Phartyal also acted as the treasurer of the Nainital Mountaineering Club.

== Death ==
In January 2016, Phartyal was on an academic visit to the Department of Geography, Cambridge University, in collaboration with Prof. Bhaskar Vira. During this visit, a tumour was detected in Phartyal's brain. Pushkin Phartyal died in Lucknow on 4 February 2016, at the age of 47, from brain cancer.

== Recognition ==

- Phartyal was a LEAD Fellow, a Synergos Senior Fellow, and an Ashoka Fellow.
- Phartyal was conferred the National Award for Excellence in Writing for the year 1998–1999 by the Ministry of Tourism, Government of India, for his book on trekking in India. He was again conferred this award for 2000-2001 and 2001–2002, in recognition of articles written by him.
- In 2006, he was awarded a GIAN prize for his article on community-managed low-cost ropeways in Uttarakhand. This article is archived in the online library of ICIMOD.
- Over 2011–2012, he was the recipient of a Rufford Small Grant.
- In 2012, he was awarded the World of Difference Award by The International Alliance for Women, for his contributions in reducing drudgery and strengthening livelihoods for mountain women.
- In 2015, he was awarded the Social Innovation Leadership Award by the World CSR Congress.
- In February 2016, following Phartyal's sudden death, various institutions and individuals expressed condolences. These included Harish Rawat, then chief minister of Uttarakhand, and the Food and Agriculture Organisation's Mountain Partnership.
- In July 2019, a seminar in the memory of Pushkin Phartyal was organised by CHEA at Nainital. Prof. Shekhar Pathak was one of the speakers at the event.
- In December 2022, an annual Pushkin Phartyal Memorial Talk was instituted in Nainital, which would be delivered every year at CHEA's annual general meeting.

== Select bibliography ==

- Danielsen, F., Skutsch, M., Burgess, N.D., Jensen, P.M., Andrianandrasana, H., Karky, B., Lewis, R., Lovett, J.C., Massao, J., Ngaga, Y. and Phartyal, P., 2011. At the heart of REDD+: a role for local people in monitoring forests?. Conservation letters, 4(2), pp. 158–167.
- Skutsch, M.M., van Laake, P.E., Zahabu, E.M., Karky, B.S. and Phartyal, P., 2009. Community monitoring in REDD+. Realising REDD, p. 101.
- Tewari, A. and Phartyal, P., 2006. The carbon market as an emerging livelihood opportunity for communities of the Himalayas. ICIMOD Mountain Development, 49, pp. 26–27.
- Singh, I.H.S., Tewari, A. and Phartyal, P., 2012. Community carbon forestry to counter forest degradation in the Indian Himalayas. In Community Forest Monitoring for the Carbon Market (pp. 138–153).
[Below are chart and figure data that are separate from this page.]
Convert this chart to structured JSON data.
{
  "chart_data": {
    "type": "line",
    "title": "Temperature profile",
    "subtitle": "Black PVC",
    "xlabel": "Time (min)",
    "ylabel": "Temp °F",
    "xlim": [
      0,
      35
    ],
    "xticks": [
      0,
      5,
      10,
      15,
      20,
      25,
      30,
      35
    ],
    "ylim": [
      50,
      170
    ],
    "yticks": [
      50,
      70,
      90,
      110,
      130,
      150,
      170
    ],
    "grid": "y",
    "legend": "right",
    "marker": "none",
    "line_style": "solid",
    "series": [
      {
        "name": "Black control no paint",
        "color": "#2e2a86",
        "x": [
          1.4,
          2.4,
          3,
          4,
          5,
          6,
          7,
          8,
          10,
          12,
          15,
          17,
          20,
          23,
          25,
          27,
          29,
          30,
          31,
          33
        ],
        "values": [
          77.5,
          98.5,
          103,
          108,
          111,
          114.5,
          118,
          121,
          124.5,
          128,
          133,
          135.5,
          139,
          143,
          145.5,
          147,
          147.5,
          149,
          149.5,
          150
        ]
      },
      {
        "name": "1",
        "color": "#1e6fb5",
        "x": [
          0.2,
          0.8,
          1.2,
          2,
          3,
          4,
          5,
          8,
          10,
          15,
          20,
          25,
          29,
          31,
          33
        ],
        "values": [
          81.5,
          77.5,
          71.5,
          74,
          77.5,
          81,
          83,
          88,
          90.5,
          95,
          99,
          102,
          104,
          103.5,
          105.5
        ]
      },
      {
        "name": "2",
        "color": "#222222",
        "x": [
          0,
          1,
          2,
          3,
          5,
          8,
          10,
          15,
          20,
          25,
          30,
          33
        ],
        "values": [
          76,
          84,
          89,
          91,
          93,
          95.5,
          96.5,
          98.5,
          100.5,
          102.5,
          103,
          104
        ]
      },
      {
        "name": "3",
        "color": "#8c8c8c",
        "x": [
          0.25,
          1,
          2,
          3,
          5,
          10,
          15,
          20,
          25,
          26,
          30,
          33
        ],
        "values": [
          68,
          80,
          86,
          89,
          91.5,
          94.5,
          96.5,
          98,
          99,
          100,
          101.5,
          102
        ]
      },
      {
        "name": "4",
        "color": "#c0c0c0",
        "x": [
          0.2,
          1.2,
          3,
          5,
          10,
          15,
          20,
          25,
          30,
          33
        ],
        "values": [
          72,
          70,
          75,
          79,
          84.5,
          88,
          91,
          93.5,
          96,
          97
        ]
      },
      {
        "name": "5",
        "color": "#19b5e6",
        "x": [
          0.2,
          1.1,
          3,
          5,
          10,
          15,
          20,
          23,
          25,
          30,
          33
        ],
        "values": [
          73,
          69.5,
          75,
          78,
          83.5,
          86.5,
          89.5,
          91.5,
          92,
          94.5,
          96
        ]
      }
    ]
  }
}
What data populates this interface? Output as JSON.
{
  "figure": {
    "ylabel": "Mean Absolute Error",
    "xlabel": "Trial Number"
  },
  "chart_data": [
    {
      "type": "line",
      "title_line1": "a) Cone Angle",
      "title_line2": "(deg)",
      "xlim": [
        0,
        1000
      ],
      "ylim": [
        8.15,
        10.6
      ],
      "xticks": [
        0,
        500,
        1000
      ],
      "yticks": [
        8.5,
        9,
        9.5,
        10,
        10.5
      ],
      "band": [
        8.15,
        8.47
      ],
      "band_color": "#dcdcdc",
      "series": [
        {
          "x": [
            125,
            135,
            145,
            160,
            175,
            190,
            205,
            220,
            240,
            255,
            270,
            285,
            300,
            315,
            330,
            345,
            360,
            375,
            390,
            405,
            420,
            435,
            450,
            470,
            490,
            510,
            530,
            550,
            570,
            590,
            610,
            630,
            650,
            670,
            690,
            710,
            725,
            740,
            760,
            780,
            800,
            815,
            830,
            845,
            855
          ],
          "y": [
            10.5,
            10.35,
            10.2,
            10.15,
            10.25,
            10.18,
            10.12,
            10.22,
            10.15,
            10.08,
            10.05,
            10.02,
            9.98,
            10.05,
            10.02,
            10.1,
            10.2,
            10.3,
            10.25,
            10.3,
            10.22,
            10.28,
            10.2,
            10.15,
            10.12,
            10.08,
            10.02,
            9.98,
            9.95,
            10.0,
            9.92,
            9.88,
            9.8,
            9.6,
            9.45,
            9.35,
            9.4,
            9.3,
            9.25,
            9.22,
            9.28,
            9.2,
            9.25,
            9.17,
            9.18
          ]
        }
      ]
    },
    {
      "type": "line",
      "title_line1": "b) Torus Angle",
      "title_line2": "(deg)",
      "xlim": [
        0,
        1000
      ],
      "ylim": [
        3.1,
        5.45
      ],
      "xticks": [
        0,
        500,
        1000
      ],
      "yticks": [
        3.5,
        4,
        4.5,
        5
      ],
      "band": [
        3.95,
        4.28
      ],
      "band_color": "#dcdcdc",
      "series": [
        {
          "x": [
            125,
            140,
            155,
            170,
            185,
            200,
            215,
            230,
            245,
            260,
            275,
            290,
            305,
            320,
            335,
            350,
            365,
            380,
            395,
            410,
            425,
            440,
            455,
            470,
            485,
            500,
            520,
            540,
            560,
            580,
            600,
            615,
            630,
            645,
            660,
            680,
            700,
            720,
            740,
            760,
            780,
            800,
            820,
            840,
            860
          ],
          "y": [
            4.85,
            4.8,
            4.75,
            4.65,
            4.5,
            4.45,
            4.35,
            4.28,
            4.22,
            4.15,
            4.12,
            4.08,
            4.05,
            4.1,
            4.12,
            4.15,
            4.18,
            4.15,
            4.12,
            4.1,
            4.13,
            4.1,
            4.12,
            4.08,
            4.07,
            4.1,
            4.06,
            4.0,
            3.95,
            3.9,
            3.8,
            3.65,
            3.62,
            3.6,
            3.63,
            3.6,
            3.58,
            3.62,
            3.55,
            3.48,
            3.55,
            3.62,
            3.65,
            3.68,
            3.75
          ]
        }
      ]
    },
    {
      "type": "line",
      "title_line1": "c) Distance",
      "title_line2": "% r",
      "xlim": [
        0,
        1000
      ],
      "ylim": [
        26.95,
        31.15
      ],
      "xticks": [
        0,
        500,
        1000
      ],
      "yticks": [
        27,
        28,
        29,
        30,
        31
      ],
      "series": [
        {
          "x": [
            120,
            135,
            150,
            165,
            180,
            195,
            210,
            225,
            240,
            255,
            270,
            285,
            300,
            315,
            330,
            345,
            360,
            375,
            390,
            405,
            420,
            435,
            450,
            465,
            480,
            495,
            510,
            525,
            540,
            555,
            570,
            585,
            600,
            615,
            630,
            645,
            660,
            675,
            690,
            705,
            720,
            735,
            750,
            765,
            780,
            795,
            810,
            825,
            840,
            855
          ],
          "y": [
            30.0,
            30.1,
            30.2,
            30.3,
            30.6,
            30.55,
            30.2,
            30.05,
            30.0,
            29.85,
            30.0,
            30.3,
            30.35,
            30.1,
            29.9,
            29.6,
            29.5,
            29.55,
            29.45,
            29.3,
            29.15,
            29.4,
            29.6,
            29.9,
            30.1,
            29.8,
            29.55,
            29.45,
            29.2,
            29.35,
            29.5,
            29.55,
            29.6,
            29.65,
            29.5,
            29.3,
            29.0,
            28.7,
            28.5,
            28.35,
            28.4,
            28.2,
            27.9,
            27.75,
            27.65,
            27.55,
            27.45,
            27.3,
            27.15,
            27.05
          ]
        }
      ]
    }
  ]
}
Routledge.
- Uma, P., Tej, P., Sharma, H.K., Pushkin, P., Aungsathwi, M., Tamang, N.B., Tan, K. and Munawar, M.S., 2012. Value of insect pollinators to Himalayan agricultural economies. Value of insect pollinators to Himalayan agricultural economies.
- Semwal, R.L., Bisht, R.S. and Phartyal, P., 2012. Community Forestry in the Indian Himalayan Region. Glimpses of Forestry Research in the Indian Himalayan Region, p. 25.
- Tewari, P., Mittra, B. and Phartyal, P., 2008. Perennial fodder grasses: Key for management of community forests in Indian Himalaya. In IASC 12th Biennial International Conference Governing Shared Resources: Connecting Local Experience to Global Challenges, Cheltenham, United Kingdom.